The output is a dictionary where the keys represent different language codes found in the dataset, and the values indicate the number of times each language appears in the tweets. For example, 'en': 15 means that 15 tweets were in English, while 'es': 8 means 8 tweets were in Spanish. This confirms that the script correctly counted the occurrences of each language while processing the data in chunks.

Example: Making Code Reusable

Instead of rewriting the same code for similar tasks, it's better to use functions.

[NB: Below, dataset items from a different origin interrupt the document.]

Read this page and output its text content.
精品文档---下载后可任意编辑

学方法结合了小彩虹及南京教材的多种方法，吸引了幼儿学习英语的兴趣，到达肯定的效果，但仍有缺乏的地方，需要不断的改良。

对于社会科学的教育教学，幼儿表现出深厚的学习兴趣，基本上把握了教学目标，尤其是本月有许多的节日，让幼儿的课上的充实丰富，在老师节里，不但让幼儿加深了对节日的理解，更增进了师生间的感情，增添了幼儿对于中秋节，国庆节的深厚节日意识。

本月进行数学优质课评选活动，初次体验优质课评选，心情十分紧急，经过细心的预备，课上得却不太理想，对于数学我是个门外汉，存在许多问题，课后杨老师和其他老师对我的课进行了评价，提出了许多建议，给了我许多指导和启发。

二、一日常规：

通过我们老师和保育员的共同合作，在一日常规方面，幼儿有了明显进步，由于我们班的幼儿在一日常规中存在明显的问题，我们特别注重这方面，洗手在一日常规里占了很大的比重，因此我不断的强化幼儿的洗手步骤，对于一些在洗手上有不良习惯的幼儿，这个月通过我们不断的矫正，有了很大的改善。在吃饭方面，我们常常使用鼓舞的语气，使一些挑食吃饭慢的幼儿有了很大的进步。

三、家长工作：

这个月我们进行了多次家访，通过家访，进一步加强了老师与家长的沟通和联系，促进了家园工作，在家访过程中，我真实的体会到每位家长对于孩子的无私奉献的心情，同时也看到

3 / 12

The example below defines a function to count occurrences of values in a specific column while processing a CSV file in chunks.

  • Reads the file in chunks using pd.read_csv()
  • Counts occurrences of values in a given column
  • Returns the results as a dictionary

Download the Twitter dataset here: tweets.csv

Solution:

import pandas as pd

def count_entries(csv_file, c_size, colname):
"""Return a dictionary with counts of occurrences as value for each key."""

counts_dict = {}

# Process file in chunks
for chunk in pd.read_csv(csv_file, chunksize=c_size):
for entry in chunk[colname]:
if entry in counts_dict.keys():
counts_dict[entry] += 1
else:
counts_dict[entry] = 1

return counts_dict

result_counts = count_entries('tweets.csv', 10, 'lang')

print(result_counts)

Output:

{'en': 97, 'et': 1, 'und': 2}

The output is a dictionary where each key represents a language code, and the value indicates how many tweets were in that language. 'en': 97 means there were 97 English tweets, 'et': 1 means 1 tweet was in Estonian, and 'und': 2 means 2 tweets had an undefined language.